Nimesh Patel, a former IT worker at Worcester, Mass.-based Allegro MicroSystems, has been accused of putting a malicious computer programming code in the company network. The Indian American tech specialist, of Shrewsbury, Mass., worked at Allegro from Aug. 26, 2002 through Jan. 8, 2016 in the company’s IT department.

Patel is alleged to have broken the Computer Fraud and Abuse Act, trespassed, and committed conversion – that’s legal jargon for using other people’s property for a crime, reported The Register.

For 14 years, Patel worked at high-performance computing chip biz Allegro MicroSystems as a sysadmin, with particular responsibility for programming the shop’s Oracle financial database system. He resigned on January 8, 2016 but is accused of then trying to sabotage the company.

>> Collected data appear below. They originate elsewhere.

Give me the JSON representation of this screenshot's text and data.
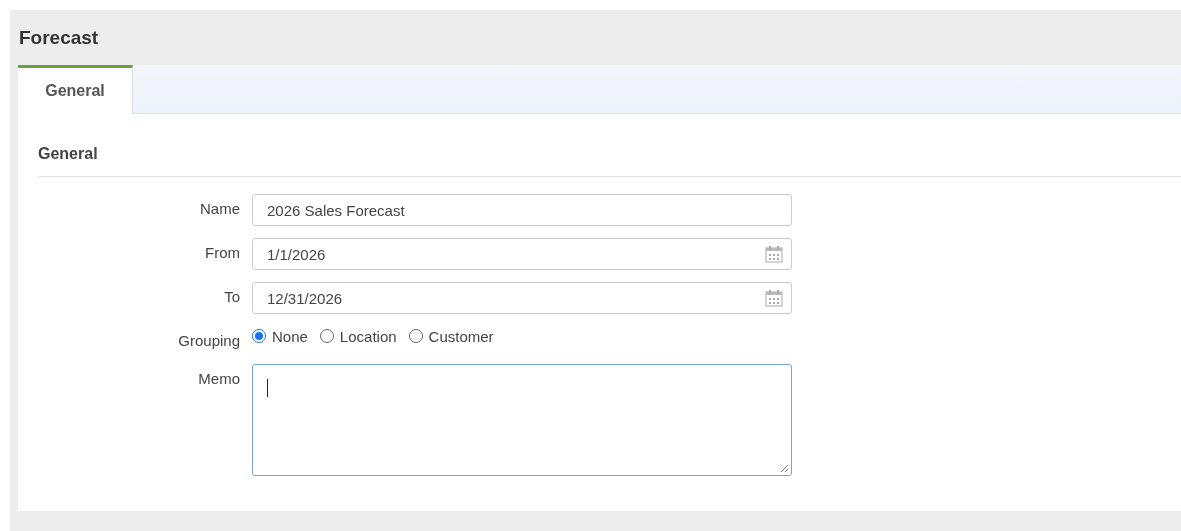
{
  "title": "Forecast",
  "tabs": [
    {
      "label": "General",
      "selected": true
    }
  ],
  "section": {
    "title": "General"
  },
  "fields": [
    {
      "kind": "text",
      "label": "Name",
      "value": "2026 Sales Forecast"
    },
    {
      "kind": "date",
      "label": "From",
      "value": "1/1/2026"
    },
    {
      "kind": "date",
      "label": "To",
      "value": "12/31/2026"
    },
    {
      "kind": "radio",
      "label": "Grouping",
      "options": [
        {
          "label": "None",
          "selected": true
        },
        {
          "label": "Location",
          "selected": false
        },
        {
          "label": "Customer",
          "selected": false
        }
      ]
    },
    {
      "kind": "memo",
      "label": "Memo",
      "focused": true
    }
  ]
}
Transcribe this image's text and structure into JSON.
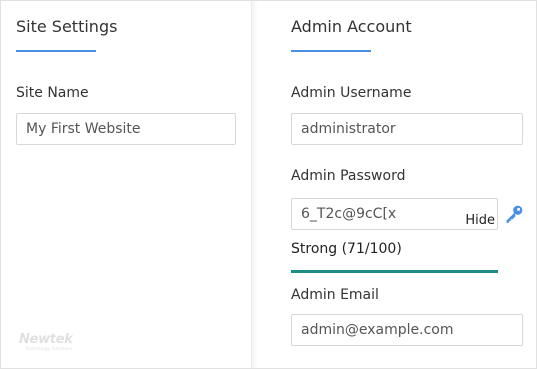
{
  "site_settings": {
    "title": "Site Settings",
    "site_name": {
      "label": "Site Name",
      "value": "My First Website"
    }
  },
  "admin_account": {
    "title": "Admin Account",
    "username": {
      "label": "Admin Username",
      "value": "administrator"
    },
    "password": {
      "label": "Admin Password",
      "value": "6_T2c@9cC[x",
      "toggle_label": "Hide",
      "generate_icon": "key-icon",
      "strength_text": "Strong (71/100)",
      "strength_score": 71
    },
    "email": {
      "label": "Admin Email",
      "value": "admin@example.com"
    }
  },
  "branding": {
    "logo_text": "Newtek",
    "logo_tagline": "Technology Solutions"
  },
  "colors": {
    "accent_underline": "#4a90e2",
    "strength_bar": "#1f8c85",
    "key_icon": "#4a90e2"
  }
}
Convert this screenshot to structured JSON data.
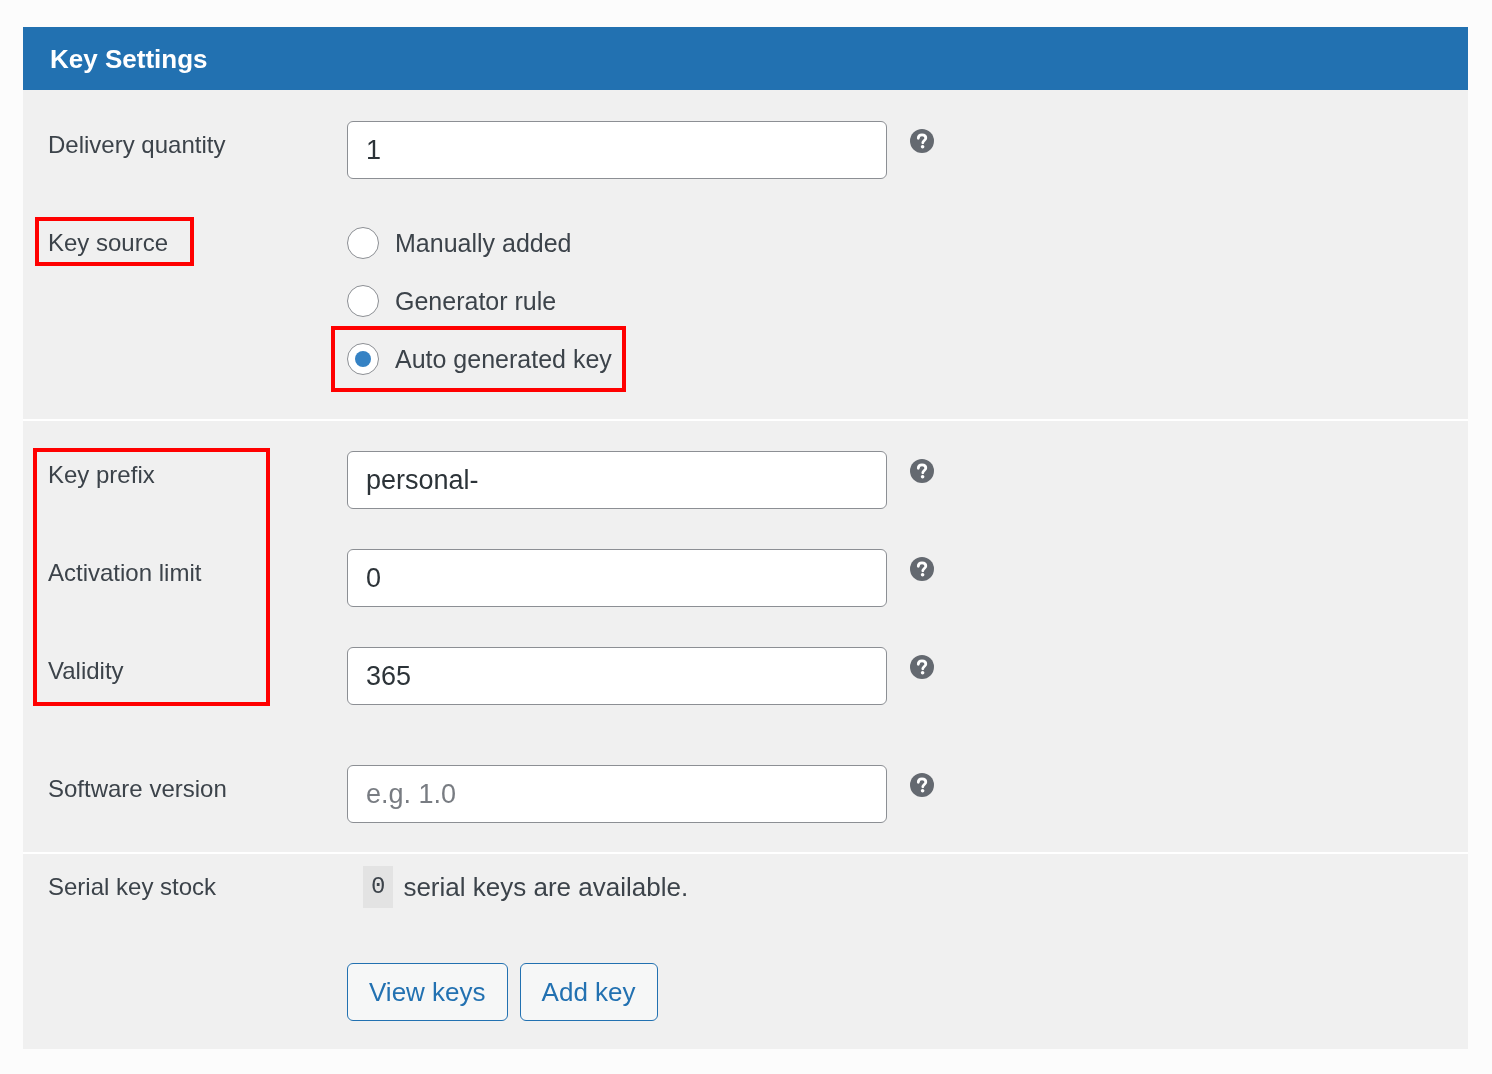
{
  "panel": {
    "title": "Key Settings"
  },
  "sections": [
    {
      "groups": [
        {
          "highlighted": false,
          "rows": [
            {
              "kind": "text",
              "label": "Delivery quantity",
              "value": "1",
              "help": true
            }
          ]
        },
        {
          "highlighted": true,
          "rows": [
            {
              "kind": "radio",
              "label": "Key source",
              "options": [
                {
                  "label": "Manually added",
                  "selected": false,
                  "highlighted": false
                },
                {
                  "label": "Generator rule",
                  "selected": false,
                  "highlighted": false
                },
                {
                  "label": "Auto generated key",
                  "selected": true,
                  "highlighted": true
                }
              ]
            }
          ]
        }
      ]
    },
    {
      "groups": [
        {
          "highlighted": true,
          "rows": [
            {
              "kind": "text",
              "label": "Key prefix",
              "value": "personal-",
              "help": true
            },
            {
              "kind": "text",
              "label": "Activation limit",
              "value": "0",
              "help": true
            },
            {
              "kind": "text",
              "label": "Validity",
              "value": "365",
              "help": true
            }
          ]
        },
        {
          "highlighted": false,
          "rows": [
            {
              "kind": "text",
              "label": "Software version",
              "placeholder": "e.g. 1.0",
              "help": true
            }
          ]
        }
      ]
    },
    {
      "groups": [
        {
          "highlighted": false,
          "rows": [
            {
              "kind": "stock",
              "label": "Serial key stock",
              "count": "0",
              "text": "serial keys are available."
            }
          ]
        },
        {
          "highlighted": false,
          "rows": [
            {
              "kind": "buttons",
              "buttons": [
                {
                  "label": "View keys"
                },
                {
                  "label": "Add key"
                }
              ]
            }
          ]
        }
      ]
    }
  ]
}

Over the course of his employment Patel was issued two laptops, which his bosses requested he return. Patel gave back one of the original laptops, and another unissued laptop, after completely wiping the hard drive.

The chip designer alleges the second work laptop was kept so that Patel could still access the company network and because it still contained a file with all the employees’ login data and passwords. Allegro claims the meddling cost it over $100,000, and it is seeking to recover these costs from Patel plus its legal bills and any damages the court levies. The lawsuit was filed in August 2016, but is still rumbling on, according to the Register.

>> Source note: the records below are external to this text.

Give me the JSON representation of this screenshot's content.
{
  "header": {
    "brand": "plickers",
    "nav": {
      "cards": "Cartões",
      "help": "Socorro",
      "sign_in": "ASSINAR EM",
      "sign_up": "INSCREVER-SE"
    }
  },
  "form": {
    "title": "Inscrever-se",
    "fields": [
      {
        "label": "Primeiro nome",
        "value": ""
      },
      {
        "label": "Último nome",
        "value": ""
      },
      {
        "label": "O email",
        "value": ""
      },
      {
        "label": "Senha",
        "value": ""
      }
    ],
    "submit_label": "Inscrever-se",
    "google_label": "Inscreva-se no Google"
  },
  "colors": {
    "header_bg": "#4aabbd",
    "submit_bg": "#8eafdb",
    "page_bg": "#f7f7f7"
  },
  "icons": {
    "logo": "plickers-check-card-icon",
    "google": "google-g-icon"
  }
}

Court documents filed in a Massachusetts district court by Allegro claim that on January 31 that year, Patel trespassed on company property to get within wireless range of the network, and then used the laptop to log into the network using the account of his subordinate staffer. He then uploaded malware into the Oracle financial gear, the report.

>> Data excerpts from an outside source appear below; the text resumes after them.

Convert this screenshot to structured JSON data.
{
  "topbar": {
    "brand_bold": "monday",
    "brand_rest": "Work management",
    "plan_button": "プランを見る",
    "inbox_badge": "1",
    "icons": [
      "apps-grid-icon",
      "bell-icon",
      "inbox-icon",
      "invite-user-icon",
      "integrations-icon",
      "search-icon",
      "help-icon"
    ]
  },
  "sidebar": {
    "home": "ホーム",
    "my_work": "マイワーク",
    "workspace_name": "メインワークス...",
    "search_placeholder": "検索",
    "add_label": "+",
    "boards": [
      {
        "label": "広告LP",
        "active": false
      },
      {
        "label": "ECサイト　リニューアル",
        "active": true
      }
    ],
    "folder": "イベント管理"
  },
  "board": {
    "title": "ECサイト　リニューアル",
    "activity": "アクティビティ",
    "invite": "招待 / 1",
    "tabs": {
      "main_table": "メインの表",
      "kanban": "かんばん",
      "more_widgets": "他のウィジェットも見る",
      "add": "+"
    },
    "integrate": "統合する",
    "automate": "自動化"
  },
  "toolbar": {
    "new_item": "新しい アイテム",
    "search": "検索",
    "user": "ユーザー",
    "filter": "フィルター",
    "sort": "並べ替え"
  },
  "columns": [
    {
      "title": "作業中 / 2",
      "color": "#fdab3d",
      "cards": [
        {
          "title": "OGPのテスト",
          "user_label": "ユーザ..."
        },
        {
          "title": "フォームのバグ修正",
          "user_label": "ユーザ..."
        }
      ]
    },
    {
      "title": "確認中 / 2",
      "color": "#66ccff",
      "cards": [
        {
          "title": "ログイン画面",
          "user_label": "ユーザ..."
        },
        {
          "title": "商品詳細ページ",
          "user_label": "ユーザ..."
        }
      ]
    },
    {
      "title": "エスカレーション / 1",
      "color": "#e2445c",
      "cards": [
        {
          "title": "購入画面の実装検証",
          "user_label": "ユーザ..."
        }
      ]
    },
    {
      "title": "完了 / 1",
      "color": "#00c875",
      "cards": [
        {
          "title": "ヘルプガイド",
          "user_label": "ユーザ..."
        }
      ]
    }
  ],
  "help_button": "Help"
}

The code was designed to activate on the first day of Allegro’s financial year, April 1. The software was designed to delete key financial figures and records from the system. The software worked as designed, and two weeks into April the accounting department noticed something was wrong. Allegro called in investigators, who found the malicious code on April 25, along with evidence that Patel had used the second laptop to access the network after he had left the job.

The biz claims that the only other employee with the skills to write code for the Oracle database had left before Patel’s departure. It also alleges he logged into the network using the subordinate’s ID before he quit the job.